While travelling abroad, the kind of people she met made her realise that there are ways in which one can earn money independent of their location and that was when she decided to quit her corporate job and be a full-time traveller and a travel blogger.

After four years and more than 20 countries in Europe and Asia, Bhavya is now a vocal advocate of sustainable travel. “In my perspective, the travel industry is still emerging while the tourism industry makes a lot of money and does its damage to people and ecology,” she says.

sustainable travelThe difference between the two, according to Bhavya, is that the tourism industry is very staged and very ‘bucket-list’ oriented as opposed to truly experiencing different cultures. “Everyone goes to Paris and goes on guided tours of the Louvre or the Eiffel Tower but there is little authentic French culture in Paris as it is tourism oriented. Annecy, a little town a couple of hours drive from Paris, would be a better place for someone to experience true French culture. It is about finding authentic culture in an age of bucket-lists and staged cultures,” she explains

Also, while the rise in tourism brings foreign money to a particular place, according to Bhavya, it makes life very expensive for the locals. “I’ll give the Parisian example again. Most of the property owners in Paris prefer renting out to AirBnB or other travellers. This makes rents very unaffordable to the locals. So it is important for travellers to understand about the place they are staying at and how it is impacting the locals,” she shares.

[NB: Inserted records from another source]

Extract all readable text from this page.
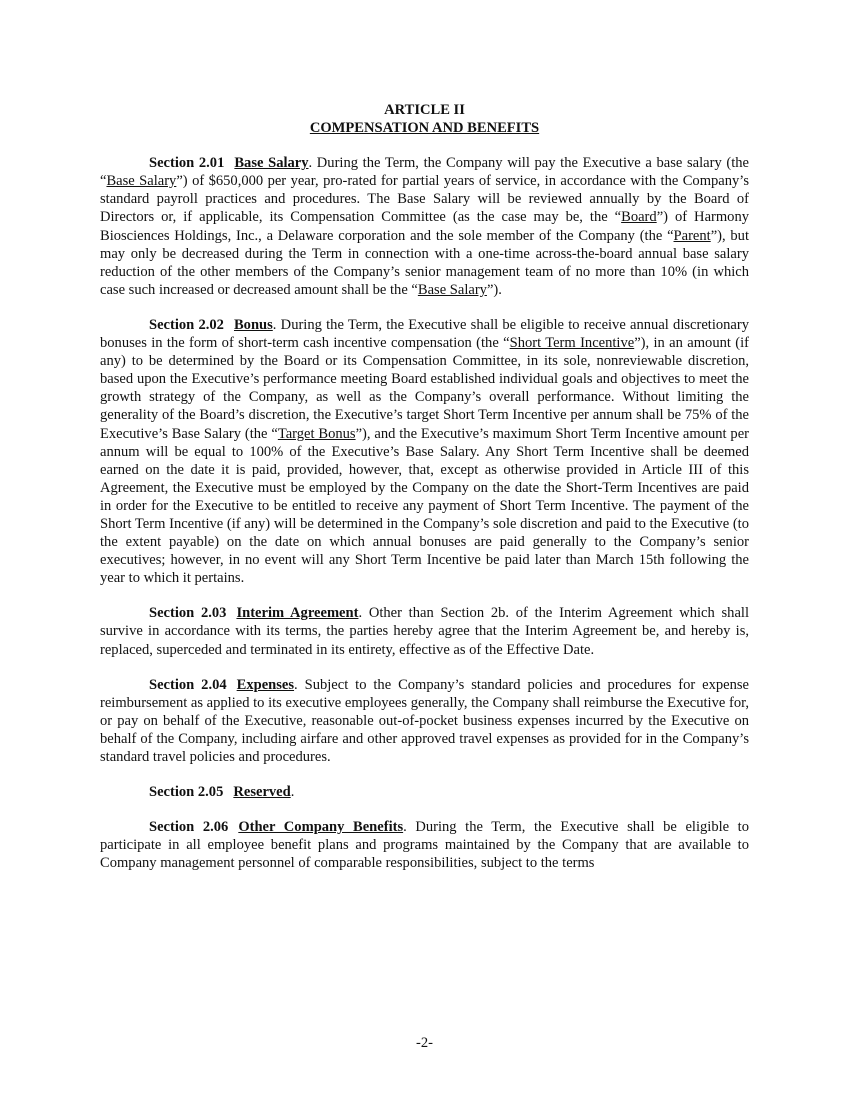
ARTICLE II
COMPENSATION AND BENEFITS

Section 2.01 Base Salary. During the Term, the Company will pay the Executive a base salary (the “Base Salary”) of $650,000 per year, pro-rated for partial years of service, in accordance with the Company’s standard payroll practices and procedures. The Base Salary will be reviewed annually by the Board of Directors or, if applicable, its Compensation Committee (as the case may be, the “Board”) of Harmony Biosciences Holdings, Inc., a Delaware corporation and the sole member of the Company (the “Parent”), but may only be decreased during the Term in connection with a one-time across-the-board annual base salary reduction of the other members of the Company’s senior management team of no more than 10% (in which case such increased or decreased amount shall be the “Base Salary”).

Section 2.02 Bonus. During the Term, the Executive shall be eligible to receive annual discretionary bonuses in the form of short-term cash incentive compensation (the “Short Term Incentive”), in an amount (if any) to be determined by the Board or its Compensation Committee, in its sole, nonreviewable discretion, based upon the Executive’s performance meeting Board established individual goals and objectives to meet the growth strategy of the Company, as well as the Company’s overall performance. Without limiting the generality of the Board’s discretion, the Executive’s target Short Term Incentive per annum shall be 75% of the Executive’s Base Salary (the “Target Bonus”), and the Executive’s maximum Short Term Incentive amount per annum will be equal to 100% of the Executive’s Base Salary. Any Short Term Incentive shall be deemed earned on the date it is paid, provided, however, that, except as otherwise provided in Article III of this Agreement, the Executive must be employed by the Company on the date the Short-Term Incentives are paid in order for the Executive to be entitled to receive any payment of Short Term Incentive. The payment of the Short Term Incentive (if any) will be determined in the Company’s sole discretion and paid to the Executive (to the extent payable) on the date on which annual bonuses are paid generally to the Company’s senior executives; however, in no event will any Short Term Incentive be paid later than March 15th following the year to which it pertains.

Section 2.03 Interim Agreement. Other than Section 2b. of the Interim Agreement which shall survive in accordance with its terms, the parties hereby agree that the Interim Agreement be, and hereby is, replaced, superceded and terminated in its entirety, effective as of the Effective Date.

Section 2.04 Expenses. Subject to the Company’s standard policies and procedures for expense reimbursement as applied to its executive employees generally, the Company shall reimburse the Executive for, or pay on behalf of the Executive, reasonable out-of-pocket business expenses incurred by the Executive on behalf of the Company, including airfare and other approved travel expenses as provided for in the Company’s standard travel policies and procedures.

Section 2.05 Reserved.

Section 2.06 Other Company Benefits. During the Term, the Executive shall be eligible to participate in all employee benefit plans and programs maintained by the Company that are available to Company management personnel of comparable responsibilities, subject to the terms

-2-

“For instance, I went to a resort in Wayanad, Kerala, and that resort makes it a point to source everything they need from a 5 km radius, be it groceries or decor or furniture. They are sustaining the locals through this and also reducing the carbon footprint as the logistics are drastically minimised,” she points out.

Reducing carbon footprint is another major part of sustainable travel, according to Bhavya. She avoids flying as much as she can, practises a vegan lifestyle, and in fact, has turned down travel opportunities which involved transcontinental flights just for a couple of days of tourism. “My blog is also an attempt to highlight the importance of sustainable travel, whether it is to do with the economics of the locals or the ecology or personal economy,” she concludes.

What is sustainable travel?

Sustainable travel is ensuring travel and tourism can be maintained long term, without damaging the local environment, culture, economy, etc. It also involves ensuring leaving as little carbon footprint as possible.